In the Taste room the chairs tip back to draw diners’ attention to the graphics on the ceiling, while in the Universe room people eat beneath a giant hanging globe. In the Japanese-inspired Umami room you’ll be served black cod with a sweet miso glaze, and duck gyoza with shiitake mushrooms paired with plenty of sake. Next you’re taken into the control room of a spaceship and are rocketed into the cosmos, landing on the moon, where you can enjoy a heart-stopping view of Earth while you eat your main course in the near-dark. For a final flourish, dessert descents from a light fixture suspended from the ceiling. The experience ends in the Incarnation room where AI assistant Lina has transformed into a human. 

1. Frida Kahlo: The Making Of An Icon

Open now until 3 January 2027
Location: London, UK
Experience Sector: Immersive Art

I’m old enough to remember the last time the Tate Modern put on a major retrospective of revolutionary Mexican painter Frida Kahlo. It’s current blockbuster show – Frida: The Making of an Icon, highlights how the world has changed over the last 20 years in our social media era. This year’s spectacle tells the story of how Kahlo became one of the most influential artists of all time, a cultural phenomenon, and an internationally recognised commercial icon that many different communities claim as their own. 

Perhaps disappointingly for die-hard Frida fans, you’ll only get to see 34 original works at the exhibition, as, given her rising popularity, her paintings are proving harder for galleries to loan. The paintings and drawings that are on view demonstrate the many faces of Frida Kahlo: the wife, the intellectual, the artist, and the activist. Alongside treasured garments, jewellery, photographs and memorabilia, the show features works by her contemporaries and the artists she inspired from later generations, celebrating her lasting impact on those who continue to reimagine and reclaim her remarkable story. 

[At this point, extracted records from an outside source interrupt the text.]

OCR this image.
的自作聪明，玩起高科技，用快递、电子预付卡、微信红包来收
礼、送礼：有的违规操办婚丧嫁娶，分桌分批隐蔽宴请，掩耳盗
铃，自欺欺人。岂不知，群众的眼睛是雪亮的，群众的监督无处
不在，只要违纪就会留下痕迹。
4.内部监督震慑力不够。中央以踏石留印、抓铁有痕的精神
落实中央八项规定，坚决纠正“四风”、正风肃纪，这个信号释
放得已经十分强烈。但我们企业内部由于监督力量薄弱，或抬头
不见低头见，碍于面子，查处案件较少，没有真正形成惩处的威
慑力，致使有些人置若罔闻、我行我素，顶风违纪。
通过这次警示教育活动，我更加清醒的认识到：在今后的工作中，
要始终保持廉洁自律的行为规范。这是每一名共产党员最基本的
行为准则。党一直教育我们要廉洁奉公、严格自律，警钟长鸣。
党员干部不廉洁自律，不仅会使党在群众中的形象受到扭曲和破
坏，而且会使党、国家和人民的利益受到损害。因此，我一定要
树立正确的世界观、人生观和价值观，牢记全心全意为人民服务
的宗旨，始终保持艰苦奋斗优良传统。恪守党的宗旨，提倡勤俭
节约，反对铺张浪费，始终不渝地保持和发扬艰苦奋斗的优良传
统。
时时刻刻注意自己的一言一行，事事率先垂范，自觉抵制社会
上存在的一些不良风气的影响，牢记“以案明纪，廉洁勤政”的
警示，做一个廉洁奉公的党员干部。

Look out for Mary McCartney’s striking photo of artist Tracey Emin dressed as Frida lying on a bed. The show ends with an exploration of ‘Fridamania’ and Kahlo’s transformation into a global brand in a section that includes over 200 commercial objects that encompass her art, image, style and persona. We’re imagining plant pots, socks, tote bags and tea cups aplenty. For the full 360-degree experience you can top off your visit with a Frida Kahlo-themed lunch at the gallery’s restaurant created by Mexican wunderkind Santiago Lastra of KOL.